Business leaders must move to a deeper understanding of regulation and compliance requirements for their industry. These frequently complicated and confusing laws are too often viewed only through the negative lens of the avoidance of punishment. But there's real value to be found in these rules as they can facilitate the creation of a new "prescriptive framework" that helps a company more clearly understand where it sits in terms of risk — and the protection of its data and brand reputation.
The Importance of a Prescriptive Framework for Cybersecurity
Executives, and even board members, have a responsibility to demand and contribute to the creation of the right prescriptive framework in collaboration with the chief information security officer (CISO). This framework needs to provide transparency, identify security gaps, and use company-appropriate metrics. And the data in that framework must be easily digestible and acted upon by non-security experts in the evaluation and approval of proposals around cybersecurity.
PCI DSS (Payment Card Industry Data Security Standard) for retail companies and FFIEC CAT (Federal Financial Institutions Examination Council's Cybersecurity Assessment Tool) in the financial services space are well-known cybersecurity frameworks that can serve as the basis of developing one at your company. Both measure a large set of security controls (authentication, data security, and vulnerability prioritization) that help to lower organizational risk posture and give companies an understanding of how solid their security policy really is.
A CISO can benefit by using these kinds of industry standards and tools to create a framework that is thorough and can be understood by executives who are non-security experts. This way, it can "prescriptively" guide the way that security gaps and vulnerabilities are not only identified but addressed within an appropriate business context.
Factors in Selecting the Right Cybersecurity Risk Framework
The big question for a company is: How do we select and use the right existing cybersecurity framework to inform the creation of our own guidelines? Three main variables guide this choice: the size and maturity of the organization, issues of relevance to the industry, and an understanding of the company's internal business processes.
1. Company Size
Larger companies will often already have well-articulated requirements for mandatory adherence to several types of regulatory controls. And public companies must file reports to comply with financial regulations, such as those required by the Securities and Exchange Commission for public mergers and acquisitions or private equity acquisitions. Both of these sources will contain a certain amount of cybersecurity intelligence for audits that are valuable input sources for your framework.

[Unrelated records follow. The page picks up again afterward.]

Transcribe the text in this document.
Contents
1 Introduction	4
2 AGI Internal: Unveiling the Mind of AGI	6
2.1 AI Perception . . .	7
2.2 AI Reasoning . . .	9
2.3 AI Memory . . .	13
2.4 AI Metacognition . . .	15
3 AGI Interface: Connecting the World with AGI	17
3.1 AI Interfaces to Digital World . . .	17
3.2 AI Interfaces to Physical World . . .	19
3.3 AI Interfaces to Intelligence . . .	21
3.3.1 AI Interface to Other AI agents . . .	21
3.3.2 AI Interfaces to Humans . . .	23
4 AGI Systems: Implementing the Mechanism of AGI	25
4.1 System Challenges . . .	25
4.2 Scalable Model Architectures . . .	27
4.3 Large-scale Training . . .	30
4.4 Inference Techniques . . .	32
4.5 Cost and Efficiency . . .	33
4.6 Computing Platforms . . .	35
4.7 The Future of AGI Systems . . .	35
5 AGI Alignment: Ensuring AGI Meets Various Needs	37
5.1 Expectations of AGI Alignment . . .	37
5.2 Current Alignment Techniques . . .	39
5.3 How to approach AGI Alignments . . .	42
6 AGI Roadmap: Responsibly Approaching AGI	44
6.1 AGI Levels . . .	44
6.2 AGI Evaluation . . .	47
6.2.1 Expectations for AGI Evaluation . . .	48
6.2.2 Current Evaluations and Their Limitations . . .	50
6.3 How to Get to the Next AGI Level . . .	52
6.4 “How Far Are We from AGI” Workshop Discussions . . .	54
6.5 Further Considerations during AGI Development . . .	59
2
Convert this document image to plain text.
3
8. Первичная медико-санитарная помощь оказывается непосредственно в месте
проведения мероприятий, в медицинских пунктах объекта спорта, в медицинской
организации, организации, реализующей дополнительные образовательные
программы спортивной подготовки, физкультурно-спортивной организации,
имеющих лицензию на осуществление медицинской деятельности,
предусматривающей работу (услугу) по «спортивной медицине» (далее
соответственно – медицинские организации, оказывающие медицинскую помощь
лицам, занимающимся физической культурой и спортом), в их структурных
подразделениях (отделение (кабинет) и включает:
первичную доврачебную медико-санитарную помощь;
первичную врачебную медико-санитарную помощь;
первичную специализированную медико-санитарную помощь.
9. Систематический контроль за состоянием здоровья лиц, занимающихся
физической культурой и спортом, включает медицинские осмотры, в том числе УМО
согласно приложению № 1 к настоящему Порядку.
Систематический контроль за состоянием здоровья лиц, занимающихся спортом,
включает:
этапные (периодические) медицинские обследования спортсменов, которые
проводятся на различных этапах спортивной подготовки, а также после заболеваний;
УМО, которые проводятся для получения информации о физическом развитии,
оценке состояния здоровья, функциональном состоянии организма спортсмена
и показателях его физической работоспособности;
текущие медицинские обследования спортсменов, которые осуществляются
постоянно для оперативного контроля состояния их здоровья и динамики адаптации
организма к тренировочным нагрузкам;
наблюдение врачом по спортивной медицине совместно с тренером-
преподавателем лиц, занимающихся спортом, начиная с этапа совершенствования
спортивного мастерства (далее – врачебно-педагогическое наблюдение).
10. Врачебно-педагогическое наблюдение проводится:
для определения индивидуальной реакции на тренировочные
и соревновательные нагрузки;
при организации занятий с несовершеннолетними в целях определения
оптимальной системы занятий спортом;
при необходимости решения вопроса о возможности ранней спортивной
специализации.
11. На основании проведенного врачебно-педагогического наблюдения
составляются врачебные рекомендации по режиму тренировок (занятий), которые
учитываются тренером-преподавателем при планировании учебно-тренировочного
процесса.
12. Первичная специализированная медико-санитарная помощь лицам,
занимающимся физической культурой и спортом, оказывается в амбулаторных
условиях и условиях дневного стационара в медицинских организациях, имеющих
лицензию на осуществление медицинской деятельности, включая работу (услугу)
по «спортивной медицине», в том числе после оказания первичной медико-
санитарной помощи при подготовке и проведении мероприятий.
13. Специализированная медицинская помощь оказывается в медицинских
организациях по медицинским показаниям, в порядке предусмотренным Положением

For smaller companies, IT and security teams are lean and processes are more limited simply because of the maturity and resources of the organization. This often results in overlapping regulatory responsibilities — for example, a CISO with responsibility for both security and compliance policy. Overlaps can be advantageous in mapping out organizational processes — since there are fewer stakeholders from which to collect the policy information and a less bureaucratic and onerous approval process.
2. Industry Relevance
Security control issues have different weights of importance depending on what's critical in the specific industry. In retail, a cybersecurity framework such as the PCI DSS does an excellent job articulating the issues with many common security controls that are needed to protect valuable customer data. However, PCI DSS may not work well in an industry like manufacturing,where the enterprise may reside entirely on-premises with little to no access to an external network. In this case, security issues revolve around protecting critical internal IP, and a more vertical agnostic guideline such as the National Institute of Standards and Technology Cybersecurity Framework (NIST CFS) may be a better place to start.
3. Business Processes
Too often, companies think about cybersecurity only from the perspective of outside forces. They forget to think about the vulnerabilities that can be caused by their own everyday internal processes. An understanding of how data is stored, processed, or transmitted inside the business provides greater clarity about which security controls and measurements are needed at different stages of the data life cycle.
Large organizations will have well-codified internal processes. Smaller companies may have never articulated their business processes, which may have grown organically (and unattended) over time. If cybersecurity is an issue (and it is), then it's time to go to your IT lead or CISO to create an initial mapping of your processes.
Cybersecurity and the True Fiduciary
At first glance, some executives might think that asking for a usable cybersecurity compliance framework is pushing cybersecurity concerns too far. But how is this different from expecting a chief financial officer to provide a balance sheet, profit and loss statement, and robust analyses of potential acquisitions? It's not. Both security frameworks and financial analysis should be based on industry-recognized and accepted models for data that are useful and actionable by non-expert fiduciaries and management. Today, both security and financial information should be considered of equal value and importance in executive and board decisions.
For CISOs, executives, and board members alike, it's time to look at regulations as friends, not foes, in the evolution of cybersecurity preparedness.